Millionaire Republican Review

While I was at the beach this past weekend, I read a couple of interesting books in regards to business, entrepreneurship and just wealth in general.

One of the more interesting books I read was Millionaire Republican – Why Rich Republicans Get Rich – And How You Can Too! by Wayne Allyn Root. While I don’t classify myself as a Republican (I’m more of a fiscally conservative, socially liberal moderate), this looked like a pretty interesting read.

All things considered, I’m pretty glad I read the book. While Root was a bit over-the-top in regards to his Republican stance and self boasting, Millionaire Republican was an easy read that had some valuable points.

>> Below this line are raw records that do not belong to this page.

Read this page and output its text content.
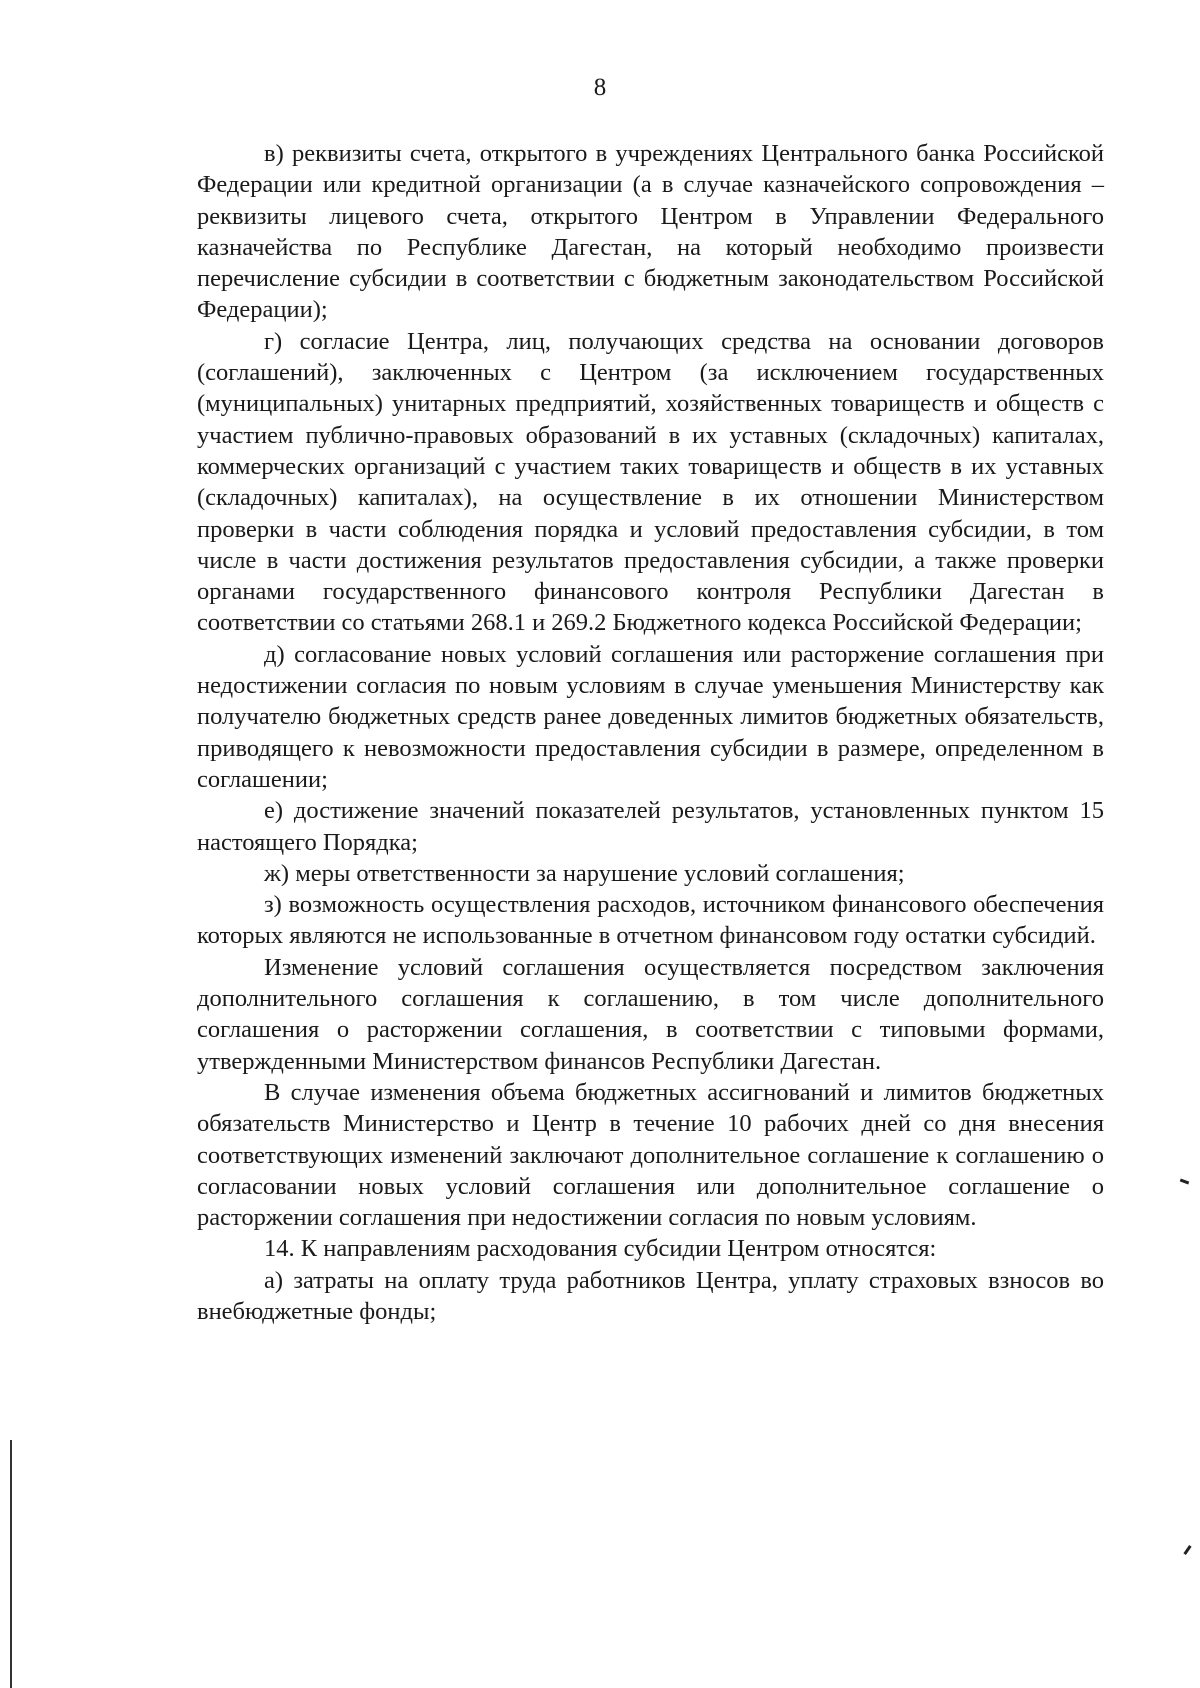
8

в) реквизиты счета, открытого в учреждениях Центрального банка Российской Федерации или кредитной организации (а в случае казначейского сопровождения – реквизиты лицевого счета, открытого Центром в Управлении Федерального казначейства по Республике Дагестан, на который необходимо произвести перечисление субсидии в соответствии с бюджетным законодательством Российской Федерации);

г) согласие Центра, лиц, получающих средства на основании договоров (соглашений), заключенных с Центром (за исключением государственных (муниципальных) унитарных предприятий, хозяйственных товариществ и обществ с участием публично-правовых образований в их уставных (складочных) капиталах, коммерческих организаций с участием таких товариществ и обществ в их уставных (складочных) капиталах), на осуществление в их отношении Министерством проверки в части соблюдения порядка и условий предоставления субсидии, в том числе в части достижения результатов предоставления субсидии, а также проверки органами государственного финансового контроля Республики Дагестан в соответствии со статьями 268.1 и 269.2 Бюджетного кодекса Российской Федерации;

д) согласование новых условий соглашения или расторжение соглашения при недостижении согласия по новым условиям в случае уменьшения Министерству как получателю бюджетных средств ранее доведенных лимитов бюджетных обязательств, приводящего к невозможности предоставления субсидии в размере, определенном в соглашении;

е) достижение значений показателей результатов, установленных пунктом 15 настоящего Порядка;

ж) меры ответственности за нарушение условий соглашения;

з) возможность осуществления расходов, источником финансового обеспечения которых являются не использованные в отчетном финансовом году остатки субсидий.

Изменение условий соглашения осуществляется посредством заключения дополнительного соглашения к соглашению, в том числе дополнительного соглашения о расторжении соглашения, в соответствии с типовыми формами, утвержденными Министерством финансов Республики Дагестан.

В случае изменения объема бюджетных ассигнований и лимитов бюджетных обязательств Министерство и Центр в течение 10 рабочих дней со дня внесения соответствующих изменений заключают дополнительное соглашение к соглашению о согласовании новых условий соглашения или дополнительное соглашение о расторжении соглашения при недостижении согласия по новым условиям.

14. К направлениям расходования субсидии Центром относятся:

а) затраты на оплату труда работников Центра, уплату страховых взносов во внебюджетные фонды;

The core of the book is very pro-entrepreneur, which I liked. I’ve said it time and time again, if you want to make it big (I’m talking tens of millions of dollars) you need to own a business, and Root does a good job of driving this point home.

Another point Root really harps on (to the point of almost going overboard) is the fact in order to succeed at business, or anything for that matter, you have to be an optimist (Republican) because if you are a pessimist (Democrat) you will do nothing but drag yourself and your business down.

I full-heartedly agree with the point Root makes regarding the need to look on the bright side, however I’ve known enough pessimistic Republicans and optimistic Democrats to know that he is using faulty logic in equating the two political parties with the two different outlooks on life.

The other item that rubbed me the wrong way was Root’s boasting, in particular his claim that his company was the only publicly traded gambling site on Wall Street. That sounded a bit fishy to me (oh God, the pessimist is emerging) so I checked it out. It turns out, his company is traded on an Over-The-Counter board, so it’s not even a “real” stock.

Don’t get me wrong, I have no problem with people bragging about their accomplishments. I certainly wish I had this guy’s money. My problem lies with the embellishment of the truth. Don’t try to make yourself sound bigger than what you are.

In summary, I would recommend this book for anyone whose political views skew to the right and is looking for a quasi-entertaining, quick read.